Of course, the press has found more reasons to criticize Komuro. He was attacked for failing the New York State bar exam in July (sad). There’s a lot of concern that he’s not respecting Japanese values, namely by quitting a job at a Japanese bank and speaking fluent English. His style, including a pinstripe suit that one tabloid claims sent the imperial family into a rage, has also been criticized. Of utmost concern: He was recently spotted wearing a ponytail when he arrived in Japan for his wedding, which appears to have infuriated the media because the hairstyle is “not lawyerlike.”
How has the couple been handling all this attention?
In October, the Imperial Household Agency announced that Mako had been diagnosed with post-traumatic stress disorder, citing the media attention she and Komuro have received since announcing their engagement. After postponing the event for three years (they were supposed to wed in 2018), they married on October 26 without any of the traditional lavish ceremonies typical of an imperial wedding. Mako chose to forego the celebrations, opting instead to hold a brief press conference after an official from the imperial family submitted paperwork announcing their marriage. She’s also passing up the taxpayer-funded dowry she’s entitled to as a woman marrying out of the imperial family, making her the first to do so, and the couple went so far as to rent their own room for the press conference so they wouldn’t be accused of wasting taxpayer money. Mako told reporters, “Kei is irreplaceable for me. For us, marriage is a necessary choice to live while cherishing our hearts.”
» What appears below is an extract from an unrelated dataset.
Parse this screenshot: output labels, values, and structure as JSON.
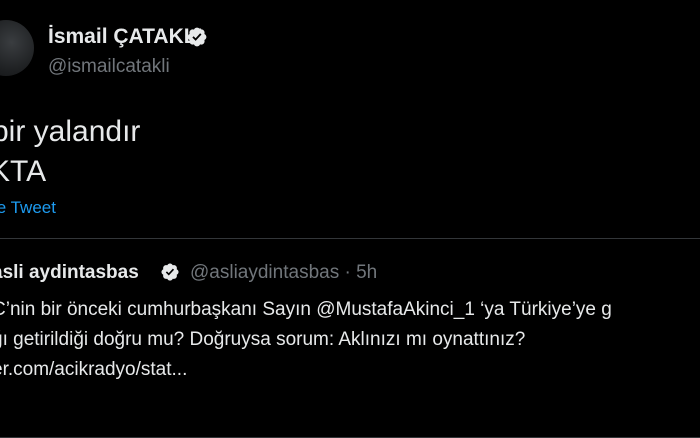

Mako’s family hasn’t spoken much about how they feel about the marriage, but her parents seem half-heartedly supportive: They released a statement around the time of the wedding, saying their “feelings never wavered even once” amid all the press surrounding their daughter and her fiancé. Legally barred from living with her parents in the imperial quarters, Mako and Komuro briefly moved to Tokyo after they were married, then flew to New York on Monday.
How are they settling in New York?
Good, it seems! Komuro has been here for three years studying at Fordham, where he apparently lived in the dorms in order to fly under the radar. He’ll have another chance to take the bar exam in February, and until he passes, he’s got a gig clerking at a Manhattan law firm. Mako is hoping to get a visa so she can put her art degree to use (maybe David Zwirner has a spot open for her?). Their apartment, which I guess is considered humble for the emperor of Japan’s niece, certainly looks luxurious: It has a rooftop deck, floor-to-ceiling windows with Hudson River views, and a dishwasher (huge). In addition to the previously mentioned golf simulator and spa, their building also has a library, and all of those sound like great ways to decompress after three years of being derided by the press for your (actually hot) ponytail. Welcome to New York, Princess Mako!